In 2016, he published Casanova: The World of a Seductive Genius, available from Simon & Schuster.

In May 2017, Roaring Brook Press, a division of Macmillan, published his first Young Adult book, Magellan: Over the Edge of the World, an adaptation of his international bestseller.

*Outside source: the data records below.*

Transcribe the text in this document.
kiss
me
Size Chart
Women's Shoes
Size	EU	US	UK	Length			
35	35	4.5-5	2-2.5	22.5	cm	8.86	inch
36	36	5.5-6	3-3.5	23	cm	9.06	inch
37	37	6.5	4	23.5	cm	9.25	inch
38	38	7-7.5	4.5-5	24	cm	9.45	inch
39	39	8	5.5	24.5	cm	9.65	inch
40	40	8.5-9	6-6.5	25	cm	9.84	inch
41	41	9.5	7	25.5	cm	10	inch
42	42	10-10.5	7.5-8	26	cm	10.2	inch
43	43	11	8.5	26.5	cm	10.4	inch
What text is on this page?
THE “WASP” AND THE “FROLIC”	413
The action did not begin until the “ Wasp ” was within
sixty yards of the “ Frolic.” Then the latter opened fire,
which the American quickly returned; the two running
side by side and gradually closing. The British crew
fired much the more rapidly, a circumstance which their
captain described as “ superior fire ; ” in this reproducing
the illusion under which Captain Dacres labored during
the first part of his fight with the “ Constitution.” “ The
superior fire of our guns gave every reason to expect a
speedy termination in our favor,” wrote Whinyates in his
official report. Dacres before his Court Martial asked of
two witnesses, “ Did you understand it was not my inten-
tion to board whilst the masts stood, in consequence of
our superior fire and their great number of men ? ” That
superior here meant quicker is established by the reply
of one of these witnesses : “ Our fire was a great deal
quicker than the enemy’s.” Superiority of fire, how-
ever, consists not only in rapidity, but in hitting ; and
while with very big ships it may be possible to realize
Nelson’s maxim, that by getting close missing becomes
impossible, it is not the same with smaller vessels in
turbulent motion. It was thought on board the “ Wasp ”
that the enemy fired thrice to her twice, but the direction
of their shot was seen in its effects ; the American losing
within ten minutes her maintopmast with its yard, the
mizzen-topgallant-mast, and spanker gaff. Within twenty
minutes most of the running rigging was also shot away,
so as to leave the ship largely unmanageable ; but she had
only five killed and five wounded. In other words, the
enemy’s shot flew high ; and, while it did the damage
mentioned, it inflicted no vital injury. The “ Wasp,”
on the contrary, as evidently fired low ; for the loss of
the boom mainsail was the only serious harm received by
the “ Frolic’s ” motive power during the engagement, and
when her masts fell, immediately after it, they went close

As of this date, his most recent adult book is In Search of a Kingdom: Francis Drake, Elizabeth I, and the Perilous Birth of the British Empire, from HarperCollins Publishers in March 2021.

==Published works==
- Look Now, Pay Later: The Rise of Network Broadcasting (1980) ISBN 0385144652
- James Agee: A Life (1984) ISBN 0525242538
- As Thousands Cheer: The Life of Irving Berlin (1990) ISBN 0670818747
- Capone: The Man and the Era (1994) ISBN 0684824477
- Louis Armstrong: An Extravagant Life (1997) ISBN 0767901568
- Voyage to Mars: NASA's Search for Life Beyond Earth (2000) ISBN 157322166X
- The Quest for Mars: NASA Scientists and Their Search for Life Beyond Earth (2000) ISBN 0002570300 (hdc) (2001) ISBN 0006531342 (pbk)
- Over the Edge of the World: Magellan's Terrifying Circumnavigation of the Globe (2003) ISBN 006093638X
- Marco Polo: From Venice to Xanadu (2007) ISBN 1400078806
- Columbus: The Four Voyages (2011) ISBN 014312210X
- Casanova: The World of a Seductive Genius (2016) ISBN 1476716498
- Magellan: Over the Edge of the World, Young Adult Edition (2017) ISBN 9781626721203
- In Search of a Kingdom: Francis Drake, Elizabeth I, and the Perilous Birth of the British Empire (2021) ISBN 9780062875358
- Seven Voyages: How China's Treasure Fleet Conquered the Sea, with Sara Fray (2021) ISBN 9781626721227

==Awards and recognition==

- Winner, ASCAP-Deems Taylor Award for Excellence in Music Journalism, 1990 for As Thousands Cheer
- First place, Ralph J. Gleason Music Book Award, 1991
- Medalla de Honor by the Asociación de Alcades de V Centenario (Spain) for Over the Edge of the World

==Personal life==

As of this date, Bergreen lived in New York City.

Laurence Bergreen is married to Jacqueline Philomeno, from Brazil. He is the father of two children from his first marriage, Nicholas Bergreen (born in 1982) and Sara Bergreen (born in 1984).